Incentives - Lack of support will slow growth in Canada

CANADA: The Canadian government's failure to extend the federal incentive for wind energy development will slow the industry's growth in Canada, say experts.

The Canadian Wind Energy Association (CANWEA) believes the decision not to renew the EcoEnergy for Renewable Power (ERP) programme next year will force investors to look for more attractive markets in which to deploy their capital.

The ERP programme, which pays a C$0.01/kWh production incentive for the first ten years of a project's life, is scheduled to run until March 2011. But it has already allocated its entire C$1.48 billion budget with more than 6GW of projects still looking for support.

The wind industry has been lobbying the government for more than two years either to put more money into the programme or come up with an alternative. It was "shocked and disappointed" to see no funding at all when finance minister Jim Flaherty unveiled his spending plans on March 4, says CANWEA president Robert Hornung.

"It's going to make it much more difficult for Canada to compete with the United States for wind energy investment," he says. "In essence, what the federal government has done is (shunt) the responsibility for creating an attractive investment environment to the provinces. EcoEnergy was important because it helped reduce the impact of bringing wind online for ratepayers. In its absence, I think the question in many jurisdictions will be whether they should scale down their ambitions with respect to wind energy development, as it will now be more costly. The issue will be to see how the provinces react at this point."

The decision is difficult to understand in light of the government's own Throne Speech, says Mark Rudolph, co-ordinator of the Clean Air Renewable Energy Coalition, a body set up to accelerate the growth of Canada's renewables sector.

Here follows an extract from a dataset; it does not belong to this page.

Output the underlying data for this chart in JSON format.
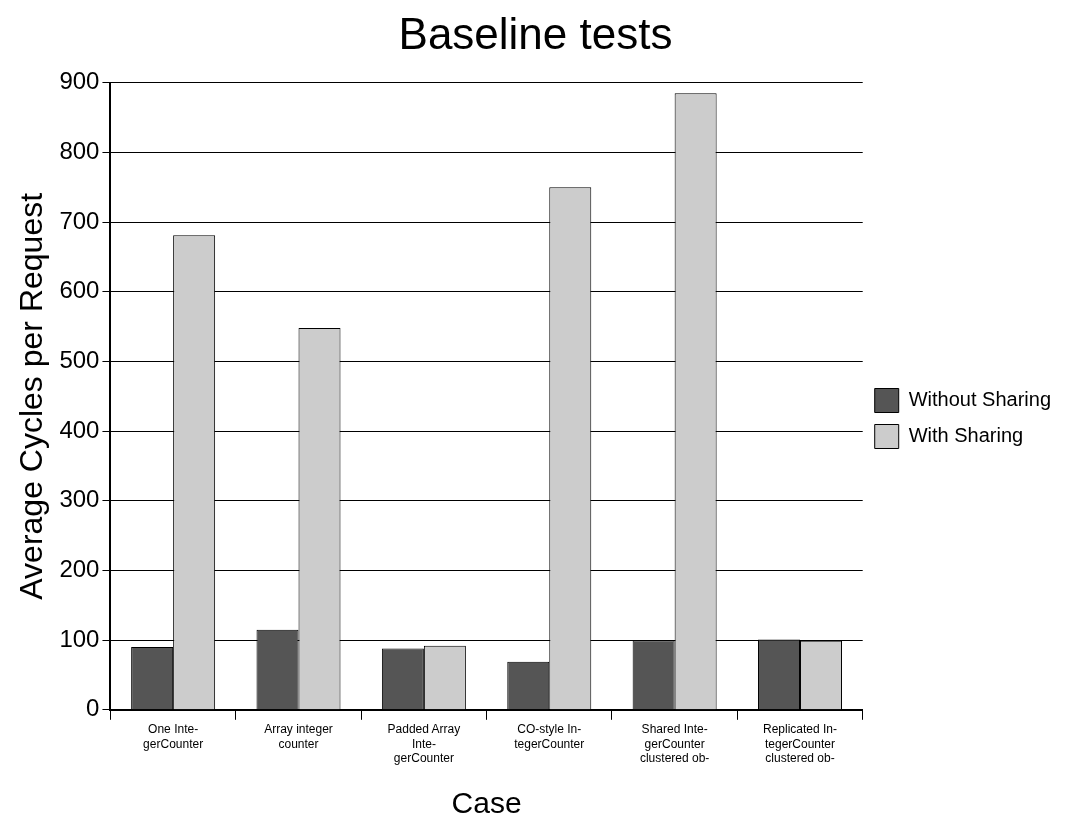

The speech, delivered the day before the budget was tabled, laid out the government's legislative priorities for the coming session. In it, the ruling Conservatives said they wanted to focus on making Canada a clean-energy superpower and a leader in green job creation. But the budget "signalled the death knell" to the very programme that would have helped meet those goals, says Rudolph. "We're perplexed," he says.

The C$300 million the budget invests in Atomic Energy Canada for the development of nuclear reactor technology won't achieve either objective in the near term, adds Rudolph, pointing to the federal government's target of supplying 90% of the nation's electricity needs from non-emitting sources by 2020.

"There is nothing shovel-ready about investing in nuclear technology," he says. "You can't build a nuclear reactor in ten years given the required approvals and construction timeframes."

The only renewable energy spending in the budget is C$100 million over four years to spur development of technologies like biomass and cellulose ethanol in the forestry sector. Tim Weis, director of the renewable energy and efficiency programme at the Pembina Institute, a Canadian sustainable-energy think tank, calls the money a token allocation that shows the government "sees renewable energy technologies as boutique experiments, not the mainstream solutions that they are in other parts of the world".

Hornung says CANWEA will continue to press the government to renew its support for wind, but expects the Canadian government will have limited financial flexibility to take action in a serious way until the 2011 budget. "It will be up to us, and hopefully the federal government, to use that time constructively to identify potential actions and options that can help improve our competitive position and facilitate the attraction of new investment into the sector," he says.

A potential stumbling block is Flaherty's plan to curb spending to get back to balanced budgets within five years, after heading into the red with a series of economic stimulus initiatives last year. "We've just had a budget that is signalling a strong desire not to proceed with much in the way of new expenditures for an extended period, so it's unclear from what fiscal basis the federal government might choose to pursue this," he says.

At the same, though, Hornung believes that there is a compelling case for federal investment in renewable energy, even in times of restraint.

He says: "We feel the industry has demonstrated really quite significant value to the government in terms of the amount of private funding leveraged through EcoEnergy, the fact there has been record investment in the wind energy sector in the midst of a global recession, and the fact that a recent study by GE Energy Financial Services found that EcoEnergy investments actually have a 5% rate of return for the government."